Tuesday, August 12, 2008

FDA warns of complications if Alkermes’ Vivitrol is injected incorrectly

By Mass High Tech Staff

In an alert posted today, the U.S. Food and Drug Administration is warning of potential adverse reactions to shots of the alcohol dependence drug Vivitrol, from Cambridge-based Alkermes Inc.
 
According to the report, the FDA has received notice from 196 patients of reactions at the injection site, with such complications as cellulitis, induration, hematoma, abscess, sterile abscess and necrosis. The FDA said that 16 patients required surgery ranging from incision and drainage in the cases of abscesses to extensive surgical debridement in the cases that resulted in tissue necrosis.

Vivitrol is supposed to be administered as an intramuscular gluteal injection. On its website, the FDA warns that the drug should not be administered intravenously, subcutaneously or inadvertently into fatty tissue. Health-care providers should use the pre-packaged 1½-inch needle that is specifically designed for Vivitrol, the FDA said.

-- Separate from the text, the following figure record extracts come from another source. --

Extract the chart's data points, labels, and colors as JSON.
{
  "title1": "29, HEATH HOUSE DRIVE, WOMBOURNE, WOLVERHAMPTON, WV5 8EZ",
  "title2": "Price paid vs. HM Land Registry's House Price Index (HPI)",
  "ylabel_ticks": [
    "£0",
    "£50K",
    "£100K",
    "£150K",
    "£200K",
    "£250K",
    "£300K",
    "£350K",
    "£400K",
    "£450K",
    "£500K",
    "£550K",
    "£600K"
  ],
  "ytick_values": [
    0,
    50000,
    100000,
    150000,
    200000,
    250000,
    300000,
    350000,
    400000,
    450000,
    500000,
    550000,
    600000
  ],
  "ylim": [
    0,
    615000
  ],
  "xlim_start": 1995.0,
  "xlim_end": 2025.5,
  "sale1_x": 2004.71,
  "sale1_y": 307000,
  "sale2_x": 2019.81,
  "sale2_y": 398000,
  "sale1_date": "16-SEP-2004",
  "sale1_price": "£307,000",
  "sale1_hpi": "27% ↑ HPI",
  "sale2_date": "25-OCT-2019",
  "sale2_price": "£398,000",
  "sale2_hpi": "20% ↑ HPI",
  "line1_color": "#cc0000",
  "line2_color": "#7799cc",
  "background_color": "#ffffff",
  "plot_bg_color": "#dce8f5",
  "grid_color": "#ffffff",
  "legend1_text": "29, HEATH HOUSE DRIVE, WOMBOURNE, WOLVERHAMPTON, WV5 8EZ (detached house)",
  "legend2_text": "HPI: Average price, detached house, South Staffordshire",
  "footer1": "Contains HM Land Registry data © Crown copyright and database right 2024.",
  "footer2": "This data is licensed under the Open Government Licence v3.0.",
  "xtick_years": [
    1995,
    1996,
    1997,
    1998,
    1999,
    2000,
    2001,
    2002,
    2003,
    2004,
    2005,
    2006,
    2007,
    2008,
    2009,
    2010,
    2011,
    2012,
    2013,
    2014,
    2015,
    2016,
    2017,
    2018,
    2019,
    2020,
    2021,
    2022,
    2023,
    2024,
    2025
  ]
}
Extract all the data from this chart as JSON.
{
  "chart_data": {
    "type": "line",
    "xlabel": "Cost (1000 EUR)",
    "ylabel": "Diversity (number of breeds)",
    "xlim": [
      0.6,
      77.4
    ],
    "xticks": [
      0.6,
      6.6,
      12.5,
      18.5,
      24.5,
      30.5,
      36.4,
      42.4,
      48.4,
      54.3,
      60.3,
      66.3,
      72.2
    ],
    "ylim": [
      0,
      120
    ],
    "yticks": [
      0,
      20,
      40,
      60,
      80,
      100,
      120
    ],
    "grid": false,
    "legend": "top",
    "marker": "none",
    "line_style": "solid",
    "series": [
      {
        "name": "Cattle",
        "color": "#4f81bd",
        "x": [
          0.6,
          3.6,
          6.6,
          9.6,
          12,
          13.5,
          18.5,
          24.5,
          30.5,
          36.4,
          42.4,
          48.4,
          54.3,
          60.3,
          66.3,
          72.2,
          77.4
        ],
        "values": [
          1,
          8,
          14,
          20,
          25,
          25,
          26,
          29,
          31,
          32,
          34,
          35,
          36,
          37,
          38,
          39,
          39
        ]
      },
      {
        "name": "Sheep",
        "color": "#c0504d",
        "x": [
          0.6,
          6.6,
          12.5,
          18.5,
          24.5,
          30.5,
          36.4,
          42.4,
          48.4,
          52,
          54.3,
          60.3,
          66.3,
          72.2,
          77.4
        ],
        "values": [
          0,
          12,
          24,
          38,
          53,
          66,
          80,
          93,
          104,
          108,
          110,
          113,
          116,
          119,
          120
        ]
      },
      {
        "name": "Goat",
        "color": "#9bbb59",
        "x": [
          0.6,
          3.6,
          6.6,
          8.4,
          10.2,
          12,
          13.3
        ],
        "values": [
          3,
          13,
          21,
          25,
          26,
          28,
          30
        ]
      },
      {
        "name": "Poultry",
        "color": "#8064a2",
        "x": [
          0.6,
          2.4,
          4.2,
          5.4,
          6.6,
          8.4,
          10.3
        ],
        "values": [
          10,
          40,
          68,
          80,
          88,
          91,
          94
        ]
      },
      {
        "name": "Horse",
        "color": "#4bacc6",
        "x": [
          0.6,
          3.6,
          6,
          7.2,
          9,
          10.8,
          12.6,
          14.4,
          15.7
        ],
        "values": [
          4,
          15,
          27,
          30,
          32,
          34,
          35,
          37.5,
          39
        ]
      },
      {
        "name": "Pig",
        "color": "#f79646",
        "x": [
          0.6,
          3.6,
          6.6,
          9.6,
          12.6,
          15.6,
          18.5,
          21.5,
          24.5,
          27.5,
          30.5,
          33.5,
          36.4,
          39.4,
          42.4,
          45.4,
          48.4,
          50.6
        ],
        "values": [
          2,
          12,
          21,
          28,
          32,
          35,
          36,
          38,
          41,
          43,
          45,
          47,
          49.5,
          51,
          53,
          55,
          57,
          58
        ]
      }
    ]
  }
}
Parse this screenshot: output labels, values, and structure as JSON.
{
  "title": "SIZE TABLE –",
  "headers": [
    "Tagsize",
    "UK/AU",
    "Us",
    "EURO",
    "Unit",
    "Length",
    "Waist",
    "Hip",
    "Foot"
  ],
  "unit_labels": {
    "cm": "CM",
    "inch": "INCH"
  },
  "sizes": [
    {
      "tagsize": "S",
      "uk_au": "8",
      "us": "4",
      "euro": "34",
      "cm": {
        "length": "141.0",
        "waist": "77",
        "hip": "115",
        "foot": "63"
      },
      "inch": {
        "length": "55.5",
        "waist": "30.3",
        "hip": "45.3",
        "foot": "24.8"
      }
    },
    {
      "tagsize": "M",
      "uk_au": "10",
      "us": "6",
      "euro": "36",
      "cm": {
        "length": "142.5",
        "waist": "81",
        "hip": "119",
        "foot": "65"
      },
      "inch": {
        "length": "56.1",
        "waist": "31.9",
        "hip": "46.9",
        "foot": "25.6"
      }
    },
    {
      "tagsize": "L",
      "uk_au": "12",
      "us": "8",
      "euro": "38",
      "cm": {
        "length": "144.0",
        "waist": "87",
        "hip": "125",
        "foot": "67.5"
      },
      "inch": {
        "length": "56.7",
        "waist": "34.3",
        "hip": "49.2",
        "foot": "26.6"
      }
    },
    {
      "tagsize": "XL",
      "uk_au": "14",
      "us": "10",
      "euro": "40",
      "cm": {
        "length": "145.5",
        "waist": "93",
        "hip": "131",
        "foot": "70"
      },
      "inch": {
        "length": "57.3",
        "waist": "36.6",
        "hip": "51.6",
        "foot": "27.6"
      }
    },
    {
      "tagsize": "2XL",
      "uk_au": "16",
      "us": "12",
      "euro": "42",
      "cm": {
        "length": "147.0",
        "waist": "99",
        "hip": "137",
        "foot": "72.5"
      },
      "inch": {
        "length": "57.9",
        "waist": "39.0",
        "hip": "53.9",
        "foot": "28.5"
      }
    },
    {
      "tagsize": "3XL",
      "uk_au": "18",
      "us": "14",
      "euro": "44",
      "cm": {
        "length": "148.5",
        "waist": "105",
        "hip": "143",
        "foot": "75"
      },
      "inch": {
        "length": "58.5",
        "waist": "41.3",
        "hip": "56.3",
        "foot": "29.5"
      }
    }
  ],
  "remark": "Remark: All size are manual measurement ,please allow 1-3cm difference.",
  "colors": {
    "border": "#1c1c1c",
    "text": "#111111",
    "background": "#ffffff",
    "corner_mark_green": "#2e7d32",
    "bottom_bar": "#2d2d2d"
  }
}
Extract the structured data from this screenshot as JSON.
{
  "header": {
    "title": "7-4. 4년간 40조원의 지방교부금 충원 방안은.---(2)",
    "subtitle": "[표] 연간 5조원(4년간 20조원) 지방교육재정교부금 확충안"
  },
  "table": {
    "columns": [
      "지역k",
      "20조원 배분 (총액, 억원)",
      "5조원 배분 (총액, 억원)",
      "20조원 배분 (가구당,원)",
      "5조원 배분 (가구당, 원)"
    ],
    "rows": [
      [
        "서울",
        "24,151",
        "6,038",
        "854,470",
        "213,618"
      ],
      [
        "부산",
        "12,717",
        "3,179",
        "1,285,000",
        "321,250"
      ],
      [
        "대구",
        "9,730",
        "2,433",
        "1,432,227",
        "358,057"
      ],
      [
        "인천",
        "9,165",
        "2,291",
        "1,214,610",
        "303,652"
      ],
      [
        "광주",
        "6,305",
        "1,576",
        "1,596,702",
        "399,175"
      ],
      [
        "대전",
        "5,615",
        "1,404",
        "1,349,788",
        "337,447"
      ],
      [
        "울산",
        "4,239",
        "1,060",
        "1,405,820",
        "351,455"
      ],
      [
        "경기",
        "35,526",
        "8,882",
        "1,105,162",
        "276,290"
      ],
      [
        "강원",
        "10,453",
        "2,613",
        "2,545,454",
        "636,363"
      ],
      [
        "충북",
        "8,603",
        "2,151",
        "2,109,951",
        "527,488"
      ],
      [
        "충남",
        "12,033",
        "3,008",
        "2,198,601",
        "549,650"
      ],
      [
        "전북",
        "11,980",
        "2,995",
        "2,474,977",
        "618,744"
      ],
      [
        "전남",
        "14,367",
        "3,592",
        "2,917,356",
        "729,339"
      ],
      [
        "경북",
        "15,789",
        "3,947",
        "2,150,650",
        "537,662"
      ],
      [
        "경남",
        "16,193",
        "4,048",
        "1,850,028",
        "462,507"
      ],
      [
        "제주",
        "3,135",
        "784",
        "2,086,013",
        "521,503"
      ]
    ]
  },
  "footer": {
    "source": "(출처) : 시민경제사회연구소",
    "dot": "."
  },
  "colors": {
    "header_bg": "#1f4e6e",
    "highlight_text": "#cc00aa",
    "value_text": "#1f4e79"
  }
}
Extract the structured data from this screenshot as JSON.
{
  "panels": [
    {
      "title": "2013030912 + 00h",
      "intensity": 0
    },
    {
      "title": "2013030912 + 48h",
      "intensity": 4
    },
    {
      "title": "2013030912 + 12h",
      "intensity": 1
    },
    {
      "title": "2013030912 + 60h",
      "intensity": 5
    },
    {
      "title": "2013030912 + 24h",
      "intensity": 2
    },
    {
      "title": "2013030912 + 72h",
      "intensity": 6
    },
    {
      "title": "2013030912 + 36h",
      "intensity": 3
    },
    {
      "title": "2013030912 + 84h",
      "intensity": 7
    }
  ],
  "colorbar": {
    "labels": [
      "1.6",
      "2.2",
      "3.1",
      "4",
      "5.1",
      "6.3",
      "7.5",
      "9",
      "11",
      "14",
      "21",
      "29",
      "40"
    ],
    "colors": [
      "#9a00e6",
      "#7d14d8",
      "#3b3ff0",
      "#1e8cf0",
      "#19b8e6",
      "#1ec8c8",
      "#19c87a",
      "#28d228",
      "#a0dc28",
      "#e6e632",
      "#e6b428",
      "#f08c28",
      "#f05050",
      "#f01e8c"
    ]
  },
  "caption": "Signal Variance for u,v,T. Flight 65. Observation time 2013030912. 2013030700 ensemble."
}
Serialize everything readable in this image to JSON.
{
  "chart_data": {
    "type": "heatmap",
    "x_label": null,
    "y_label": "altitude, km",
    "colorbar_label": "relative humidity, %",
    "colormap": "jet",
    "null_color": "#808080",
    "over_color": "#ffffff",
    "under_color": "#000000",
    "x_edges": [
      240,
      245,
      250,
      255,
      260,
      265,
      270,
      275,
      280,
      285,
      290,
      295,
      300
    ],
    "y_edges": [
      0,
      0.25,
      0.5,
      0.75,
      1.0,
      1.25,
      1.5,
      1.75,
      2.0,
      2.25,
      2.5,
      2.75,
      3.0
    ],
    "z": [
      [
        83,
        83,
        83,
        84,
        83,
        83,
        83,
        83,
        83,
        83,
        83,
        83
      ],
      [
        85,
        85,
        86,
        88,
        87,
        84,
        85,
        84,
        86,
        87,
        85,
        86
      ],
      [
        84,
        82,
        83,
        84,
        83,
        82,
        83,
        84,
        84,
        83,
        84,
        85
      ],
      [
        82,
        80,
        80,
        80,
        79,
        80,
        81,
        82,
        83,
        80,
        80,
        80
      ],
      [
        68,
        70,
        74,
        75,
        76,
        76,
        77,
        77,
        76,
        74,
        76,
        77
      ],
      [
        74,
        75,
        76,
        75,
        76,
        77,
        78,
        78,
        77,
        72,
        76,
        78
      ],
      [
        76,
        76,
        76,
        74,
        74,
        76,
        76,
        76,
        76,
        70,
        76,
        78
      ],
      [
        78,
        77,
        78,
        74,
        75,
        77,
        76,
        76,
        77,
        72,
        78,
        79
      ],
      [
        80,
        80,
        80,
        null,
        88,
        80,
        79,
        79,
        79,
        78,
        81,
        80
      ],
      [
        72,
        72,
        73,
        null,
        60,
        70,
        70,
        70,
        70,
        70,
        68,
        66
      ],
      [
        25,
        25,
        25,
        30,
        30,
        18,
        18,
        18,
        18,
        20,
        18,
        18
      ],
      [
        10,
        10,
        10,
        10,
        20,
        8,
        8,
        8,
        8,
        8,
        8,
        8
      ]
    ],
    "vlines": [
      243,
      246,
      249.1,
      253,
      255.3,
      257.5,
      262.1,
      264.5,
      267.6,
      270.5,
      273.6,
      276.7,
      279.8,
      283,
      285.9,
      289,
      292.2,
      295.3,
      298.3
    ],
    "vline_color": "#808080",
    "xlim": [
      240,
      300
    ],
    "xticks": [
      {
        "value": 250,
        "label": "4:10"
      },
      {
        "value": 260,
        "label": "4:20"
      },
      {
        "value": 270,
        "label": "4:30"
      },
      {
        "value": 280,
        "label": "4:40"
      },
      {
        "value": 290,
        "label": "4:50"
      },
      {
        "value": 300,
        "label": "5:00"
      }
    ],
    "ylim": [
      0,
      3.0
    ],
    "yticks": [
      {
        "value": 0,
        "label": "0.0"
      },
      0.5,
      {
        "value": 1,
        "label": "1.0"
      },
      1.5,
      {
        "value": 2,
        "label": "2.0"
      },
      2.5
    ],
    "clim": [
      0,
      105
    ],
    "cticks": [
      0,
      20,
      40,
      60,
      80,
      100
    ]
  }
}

Vivitrol, an extended-release version of the generic drug naltrexone, is approved to treat alcohol dependence. In the U.S., Vivitrol is marketed primarily by Frazer, Pa.-based Cephalon Inc.

Last week Alkermes reported that Vivitrol had been approved by Russian regulatory authorities. And in June, Alkermes reported its start of a Phase 3 clinical trial of its Vivitrol long-term treatment for opioid dependence. Alkermes employs 610 workers and reported 2008 net income of $167 million on revenue of $240.7 million.